E per quei cinque pesos in più che avrebbe dovuto pagare quattro mesi dopo, andava avanti per un’ora a protestare con l’altro contro il paese e le sue leggi, e i due solidarizzavano per la calamità del costo dei materiali che colpiva entrambi.

Provavano il piacere di essere avari e, al contrario delle persone di un’altra condizione, invece di nascondere questo difetto lo esibivano come una virtù, gongolando nella loro taccagneria.

E Joaquín, più sensibile e romantico di Cosme, quando parlava di queste miserie aveva l’impressione di essere uguale al padrone di un conventillo di calle Loyola, e allora insisteva nella sua argomentazione, nella speranza di diventare un giorno o l’altro un grosso proprietario, che sulla soglia di casa riparava il muro di cinta con un secchio pieno di terra romana.

E si rimproverava soltanto di non essere abbastanza meschino.

Malgrado l’apparente cordialità, quando conversava con il muratore gli sembrava di scorgere nelle verdi pupille dell’altro un’anima immobile, pesante come un mostro di carne cruda, che gli offuscava le sensazioni, lasciandole in sospeso in un timido sorriso alle rozze chiacchiere di Cosme.

E non si metteva a discutere con lui, anzi, di solito annuiva alle cose che diceva il muratore, mentre i suoi nervi si sollevavano in una contrazione silenziosa, che nei giorni successivi si traduceva nei suoi pensieri in una irritazione rossa, come quella della pelle cicatrizzata dopo una bruciatura.
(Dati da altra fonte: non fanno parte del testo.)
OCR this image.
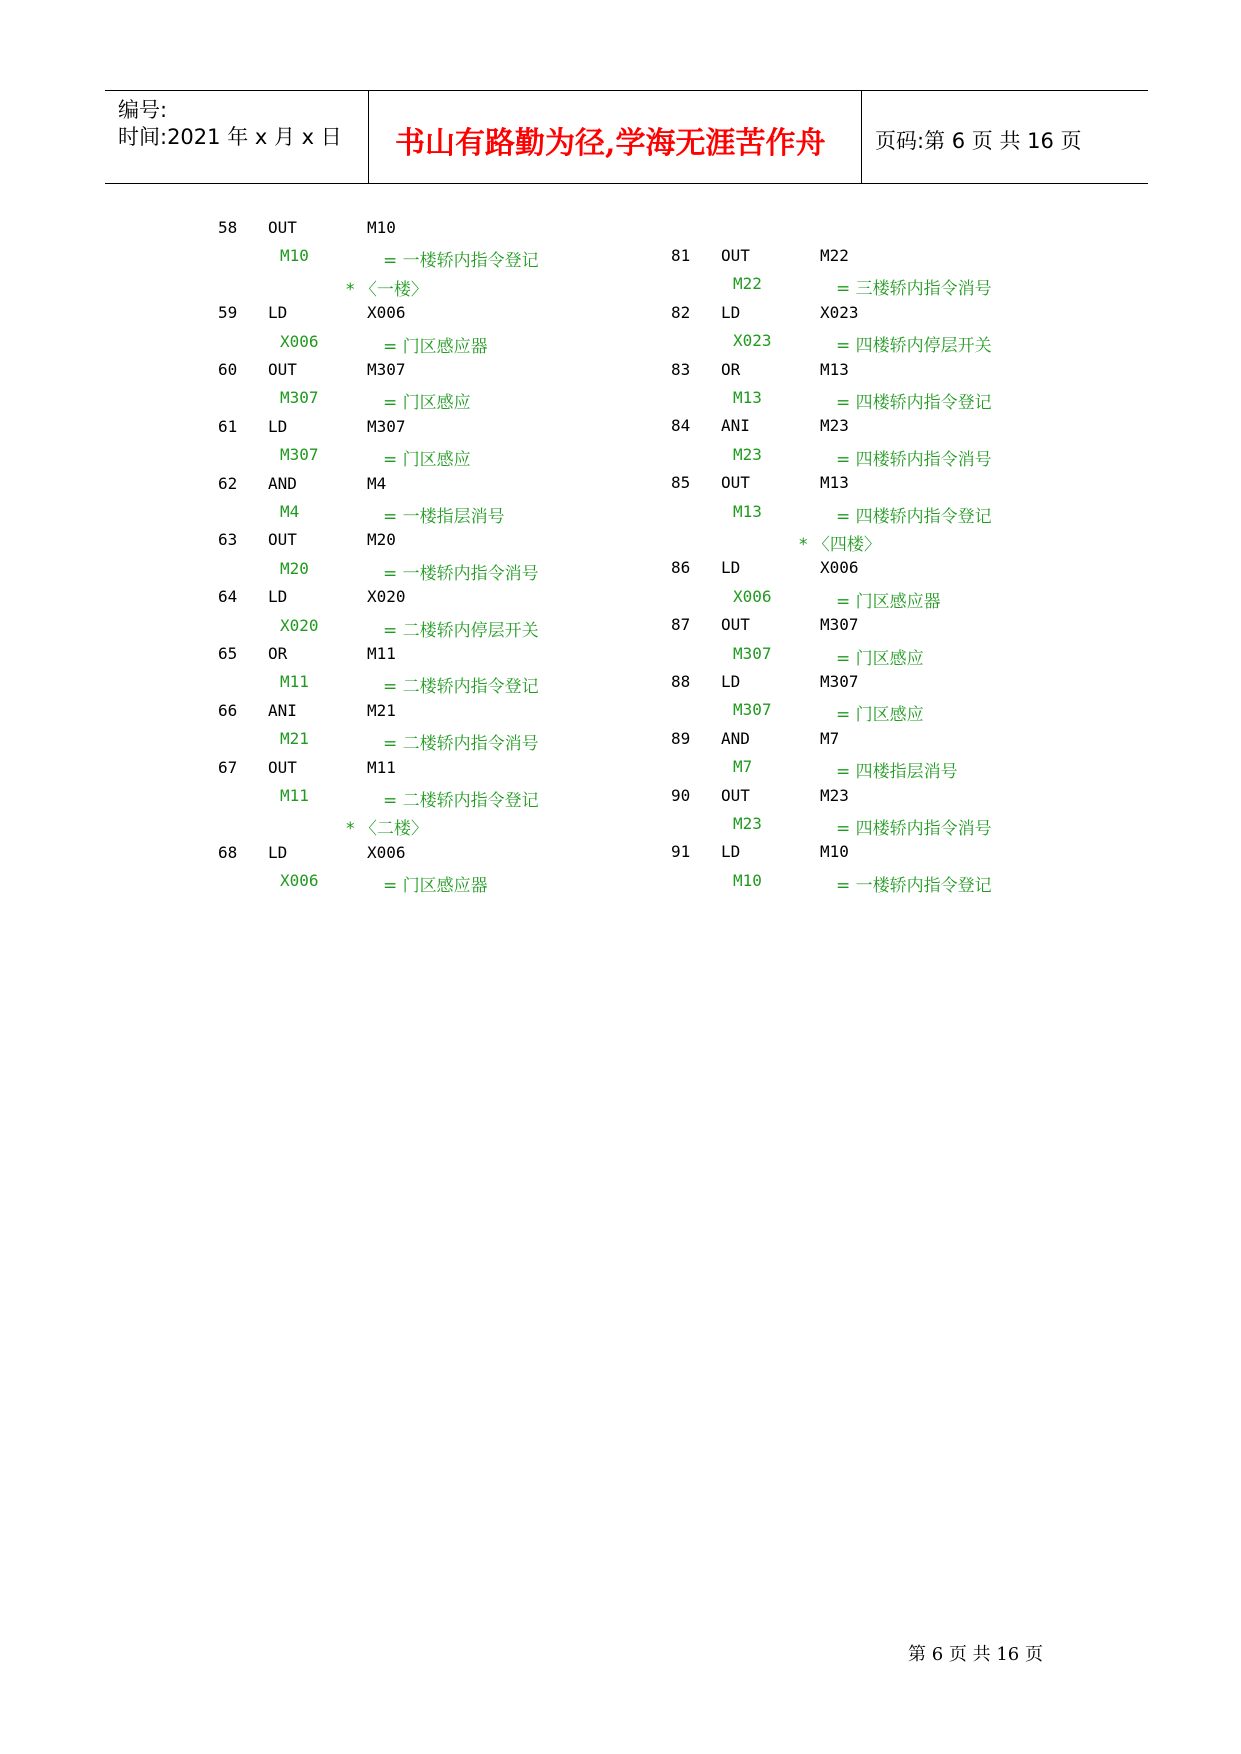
编号:
时间:2021 年 x 月 x 日 书山有路勤为径,学海无涯苦作舟 页码:第 6 页 共 16 页
58 OUT	M10
M10	= 一楼轿内指令登记
* 〈一楼〉
59 LD	X006
X006	= 门区感应器
60 OUT	M307
M307	= 门区感应
61 LD	M307
M307	= 门区感应
62 AND	M4
M4	= 一楼指层消号
63 OUT	M20
M20	= 一楼轿内指令消号
64 LD	X020
X020	= 二楼轿内停层开关
65 OR	M11
M11	= 二楼轿内指令登记
66 ANI	M21
M21	= 二楼轿内指令消号
67 OUT	M11
M11	= 二楼轿内指令登记
* 〈二楼〉
68 LD	X006
X006	= 门区感应器
81 OUT	M22
M22	= 三楼轿内指令消号
82 LD	X023
X023	= 四楼轿内停层开关
83 OR	M13
M13	= 四楼轿内指令登记
84 ANI	M23
M23	= 四楼轿内指令消号
85 OUT	M13
M13	= 四楼轿内指令登记
* 〈四楼〉
86 LD	X006
X006	= 门区感应器
87 OUT	M307
M307	= 门区感应
88 LD	M307
M307	= 门区感应
89 AND	M7
M7	= 四楼指层消号
90 OUT	M23
M23	= 四楼轿内指令消号
91 LD	M10
M10	= 一楼轿内指令登记
第 6 页 共 16 页
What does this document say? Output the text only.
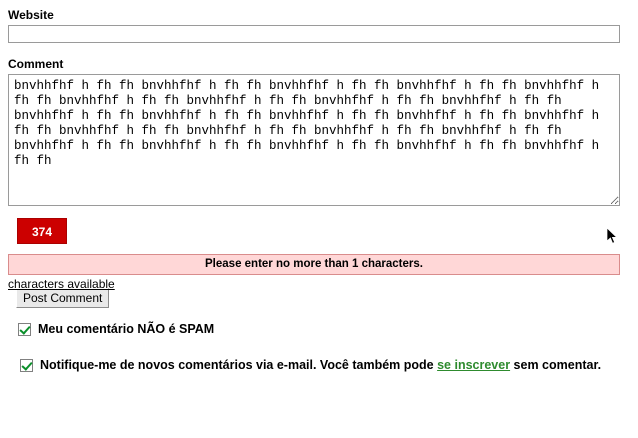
Website
Comment
bnvhhfhf h fh fh bnvhhfhf h fh fh bnvhhfhf h fh fh bnvhhfhf h fh fh bnvhhfhf h fh fh bnvhhfhf h fh fh bnvhhfhf h fh fh bnvhhfhf h fh fh bnvhhfhf h fh fh bnvhhfhf h fh fh bnvhhfhf h fh fh bnvhhfhf h fh fh bnvhhfhf h fh fh bnvhhfhf h fh fh bnvhhfhf h fh fh bnvhhfhf h fh fh bnvhhfhf h fh fh bnvhhfhf h fh fh bnvhhfhf h fh fh bnvhhfhf h fh fh bnvhhfhf h fh fh bnvhhfhf h fh fh bnvhhfhf h fh fh
374
Please enter no more than 1 characters.
characters available
Post Comment
Meu comentário NÃO é SPAM
Notifique-me de novos comentários via e-mail. Você também pode se inscrever sem comentar.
E quei pensieri, simili a sanguisughe, si muovevano in un mondo omicida e fangoso.

Il muratore invece immaginava di gettarsi su Joaquín con un pugnale nella mano sinistra.
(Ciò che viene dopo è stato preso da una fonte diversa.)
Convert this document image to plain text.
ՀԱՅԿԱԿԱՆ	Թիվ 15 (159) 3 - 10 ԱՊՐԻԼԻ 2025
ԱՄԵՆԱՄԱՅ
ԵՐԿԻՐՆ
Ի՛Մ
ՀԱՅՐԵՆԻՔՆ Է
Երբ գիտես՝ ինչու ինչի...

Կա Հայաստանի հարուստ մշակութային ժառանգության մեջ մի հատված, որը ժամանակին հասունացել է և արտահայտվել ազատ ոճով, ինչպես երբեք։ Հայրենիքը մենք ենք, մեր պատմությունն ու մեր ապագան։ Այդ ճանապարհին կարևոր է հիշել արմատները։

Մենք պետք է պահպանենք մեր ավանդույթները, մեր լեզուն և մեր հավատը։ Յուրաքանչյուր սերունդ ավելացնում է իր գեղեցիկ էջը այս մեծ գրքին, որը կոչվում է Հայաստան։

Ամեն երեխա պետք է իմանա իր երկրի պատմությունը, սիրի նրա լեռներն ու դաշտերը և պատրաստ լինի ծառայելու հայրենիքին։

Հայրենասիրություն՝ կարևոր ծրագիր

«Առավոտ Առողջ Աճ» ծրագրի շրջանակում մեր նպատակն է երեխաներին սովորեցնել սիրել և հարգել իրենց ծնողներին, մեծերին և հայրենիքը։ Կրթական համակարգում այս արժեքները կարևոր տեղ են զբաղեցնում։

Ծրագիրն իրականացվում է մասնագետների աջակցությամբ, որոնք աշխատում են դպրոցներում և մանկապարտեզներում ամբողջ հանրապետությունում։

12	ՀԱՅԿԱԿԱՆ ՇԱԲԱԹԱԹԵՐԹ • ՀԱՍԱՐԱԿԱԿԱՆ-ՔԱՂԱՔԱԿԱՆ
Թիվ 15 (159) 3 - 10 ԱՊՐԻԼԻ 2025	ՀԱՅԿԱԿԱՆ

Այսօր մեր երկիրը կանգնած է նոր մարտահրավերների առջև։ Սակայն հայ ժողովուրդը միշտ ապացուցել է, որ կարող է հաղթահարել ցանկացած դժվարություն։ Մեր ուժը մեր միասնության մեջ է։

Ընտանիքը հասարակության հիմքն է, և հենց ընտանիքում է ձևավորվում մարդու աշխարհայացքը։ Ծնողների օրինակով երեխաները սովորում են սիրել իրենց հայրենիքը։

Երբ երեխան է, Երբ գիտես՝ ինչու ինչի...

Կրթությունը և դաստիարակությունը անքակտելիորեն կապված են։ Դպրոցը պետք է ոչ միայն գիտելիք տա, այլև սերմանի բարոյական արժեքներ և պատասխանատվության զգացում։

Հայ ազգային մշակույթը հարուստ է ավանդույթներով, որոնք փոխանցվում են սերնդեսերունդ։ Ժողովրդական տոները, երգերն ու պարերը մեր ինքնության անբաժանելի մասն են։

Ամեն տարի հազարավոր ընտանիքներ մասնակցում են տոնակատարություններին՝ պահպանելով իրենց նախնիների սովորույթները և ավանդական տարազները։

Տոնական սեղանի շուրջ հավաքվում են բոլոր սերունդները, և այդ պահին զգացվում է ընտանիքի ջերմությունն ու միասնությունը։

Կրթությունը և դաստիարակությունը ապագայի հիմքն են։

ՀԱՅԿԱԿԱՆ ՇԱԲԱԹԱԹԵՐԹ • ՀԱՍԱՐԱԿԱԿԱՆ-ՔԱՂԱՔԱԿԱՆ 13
Era nell’angolo più lugubre di casa sua, con i resti di immondizia sul marciapiede di terra, e il lampione a nafta illuminava con la sua luce gialla un cerchio da cui Cosme sbucava quando passava il guercio.

Siccome i suoi desideri non si realizzavano, screditava la casa, e quando Joaquín volle venderla e ricevette la visita di un compratore, Cosme, che aveva ascoltato la loro conversazione attraverso la parete bassa del fondo, seguì lo sconosciuto, e una volta che questi si fu separato da Joaquín lo interpellò e lo convinse che la casa era stata costruita con materiali pessimi, il che era vero.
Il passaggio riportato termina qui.